Laravel insert millions of database rows from mode

2019-03-03 22:35发布

问题:

I have a text file that contains comma delineated values representing data set with each row within the string. There are about 2 million of them and I want to parse the string, create Laravel models from them and store each as a row in my database.

At this time, I have a class that parses the file line by line and creates a model for each as follows:

class LargeFileParser{

    // File Reference
    protected $file;

    // Check if file exists and create File Object
    public function __construct($filename, $mode="r"){
        if(!file_exists($filename)){
            throw new Exception("File not found");
        }

        $this->file = new \SplFileObject($filename, $mode);
    }

    // Iterate through the text or binary document
    public function iterate($type = "Text", $bytes = NULL)
    {
        if ($type == "Text") {

            return new \NoRewindIterator($this->iterateText());

        } else {

            return new \NoRewindIterator($this->iterateBinary($bytes));
        }

    }

    // Handle Text iterations
    protected function iterateText()
    {
        $count = 0;

        while (!$this->file->eof()) {

            yield $this->file->fgets();

            $count++;
        }
        return $count;
    }

    // Handle binary iterations
    protected function iterateBinary($bytes)
    {
        $count = 0;

        while (!$this->file->eof()) {

            yield $this->file->fread($bytes);

            $count++;
        }
    }
}

I then have a controller (I want to be able to run this migration via a route occasionally) that handles creating and inserting the models into the database:

class CarrierDataController extends Controller
{
    // Store the data keys for a carrier model
    protected $keys;

    //Update the Carrier database with the census info
    public function updateData(){
        // File reference
        $file = new LargeFileParser('../storage/app/CENSUS.txt');

        //Get iterator for the file 
        $iterator = $file->iterate("Text");

        // For each iterator, store the data object as a carrier in the database
        foreach ($iterator as $index => $line) {   
            // First line sets the keys specified in the file 
            if($index == 0){
                $this->keys = str_getcsv(strtolower($line), ",", '"');
            }
            // The rest hold the data for each model
            else{                
                if ($index <= 100) {
                    // Parse the data to an array
                    $dataArray = str_getcsv($line, ",", '"');

                    // Get a data model
                    $dataModel = $this->createCarrierModel(array_combine($this->keys, $dataArray));

                    // Store the data
                    $this->storeData($dataModel);
                }
                else{
                    break;
                }
            }   
        }
    }

    // Return a model for the data
    protected function createCarrierModel($dataArray){

        $carrier = Carrier::firstOrNew($dataArray);

        return $carrier;
    }

    // Store the carrier data in the database
    protected function storeData($data){    
        $data->save();
    }
}

This works perfectly...that is while I'm limiting the function to 100 inserts. If I remove this check and allow it to run this function over the entire 2 million data sets, it no longer works. Either there is a timeout, or if I remove the timeout via something like ini_set('max_execution_time', 6000); I eventually get a "failed to respond" message from the browser.

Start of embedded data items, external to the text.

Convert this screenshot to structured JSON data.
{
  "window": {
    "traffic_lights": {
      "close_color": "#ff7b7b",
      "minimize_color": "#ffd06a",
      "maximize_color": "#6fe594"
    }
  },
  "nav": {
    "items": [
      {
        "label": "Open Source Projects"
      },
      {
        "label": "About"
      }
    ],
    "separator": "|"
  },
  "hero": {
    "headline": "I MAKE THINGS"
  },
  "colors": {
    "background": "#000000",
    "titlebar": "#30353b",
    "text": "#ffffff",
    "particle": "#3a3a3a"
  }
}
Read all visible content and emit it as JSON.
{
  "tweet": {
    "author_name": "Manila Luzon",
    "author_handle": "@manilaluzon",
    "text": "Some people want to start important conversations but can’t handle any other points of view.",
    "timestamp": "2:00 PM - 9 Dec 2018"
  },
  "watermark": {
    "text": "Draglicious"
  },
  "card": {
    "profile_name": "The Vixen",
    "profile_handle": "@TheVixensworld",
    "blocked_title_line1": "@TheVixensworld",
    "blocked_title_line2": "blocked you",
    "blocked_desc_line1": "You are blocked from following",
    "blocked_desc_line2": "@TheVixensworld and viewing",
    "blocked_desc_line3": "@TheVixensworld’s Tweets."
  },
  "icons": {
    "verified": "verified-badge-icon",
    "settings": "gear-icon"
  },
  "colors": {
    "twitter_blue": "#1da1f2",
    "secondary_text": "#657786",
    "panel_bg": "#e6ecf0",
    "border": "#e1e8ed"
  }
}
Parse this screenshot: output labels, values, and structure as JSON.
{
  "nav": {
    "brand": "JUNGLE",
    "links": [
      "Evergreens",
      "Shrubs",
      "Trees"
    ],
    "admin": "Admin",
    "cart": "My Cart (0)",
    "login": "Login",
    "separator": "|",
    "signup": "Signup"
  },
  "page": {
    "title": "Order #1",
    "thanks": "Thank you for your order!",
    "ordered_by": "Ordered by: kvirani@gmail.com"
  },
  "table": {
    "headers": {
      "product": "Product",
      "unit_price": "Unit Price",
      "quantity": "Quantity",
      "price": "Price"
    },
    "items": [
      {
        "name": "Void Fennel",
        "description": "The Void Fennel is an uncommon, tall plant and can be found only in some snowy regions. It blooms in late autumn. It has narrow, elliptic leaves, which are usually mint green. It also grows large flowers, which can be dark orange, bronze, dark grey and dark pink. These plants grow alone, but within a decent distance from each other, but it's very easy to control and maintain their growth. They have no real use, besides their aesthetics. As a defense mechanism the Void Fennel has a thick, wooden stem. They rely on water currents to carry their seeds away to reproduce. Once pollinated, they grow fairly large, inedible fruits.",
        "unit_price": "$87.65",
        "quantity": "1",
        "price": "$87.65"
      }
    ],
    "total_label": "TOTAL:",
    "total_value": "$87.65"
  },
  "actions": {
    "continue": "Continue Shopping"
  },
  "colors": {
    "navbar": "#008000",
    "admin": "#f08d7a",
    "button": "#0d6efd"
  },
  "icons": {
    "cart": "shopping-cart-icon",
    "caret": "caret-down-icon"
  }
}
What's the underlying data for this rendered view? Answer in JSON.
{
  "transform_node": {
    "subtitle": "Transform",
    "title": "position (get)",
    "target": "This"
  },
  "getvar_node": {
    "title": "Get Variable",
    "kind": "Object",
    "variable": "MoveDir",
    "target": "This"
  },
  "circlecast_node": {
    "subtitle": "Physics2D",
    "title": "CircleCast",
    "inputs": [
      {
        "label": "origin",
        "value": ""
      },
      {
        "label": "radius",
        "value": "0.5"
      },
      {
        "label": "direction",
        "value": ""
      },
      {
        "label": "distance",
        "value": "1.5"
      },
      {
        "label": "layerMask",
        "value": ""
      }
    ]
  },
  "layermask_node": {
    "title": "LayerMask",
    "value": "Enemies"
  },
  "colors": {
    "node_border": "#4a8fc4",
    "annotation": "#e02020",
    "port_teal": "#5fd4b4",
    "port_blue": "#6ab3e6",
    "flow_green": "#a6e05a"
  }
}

My assumption is that there needs to be some sort of chunking in place, but I'm honestly not sure of the best approach for handling this volume.

Thank you in advance for any suggestions you may have.

回答1:

I would create an artisan command who handles the import rather than doing this via the browser. Do you like to let the user wait until this big file is imported? What happens if he moves uses the back button or closes the page?

If you want or need to have some kind of user interaction, like the user uploads the file and clicks on an Import button, push the import to a job queue using e.g. Beanstalk. The aforementioned artisan will be run and import the stuff and if its done, you can send the user an e-mail or a slack notification. If you need some UI interaction you can make the request via ajax and that script makes request to an API endpoint requesting the status of the import or since its asynchron, waiting for completion and shows some UI notification, stops a spinner or in error case, shows an error message.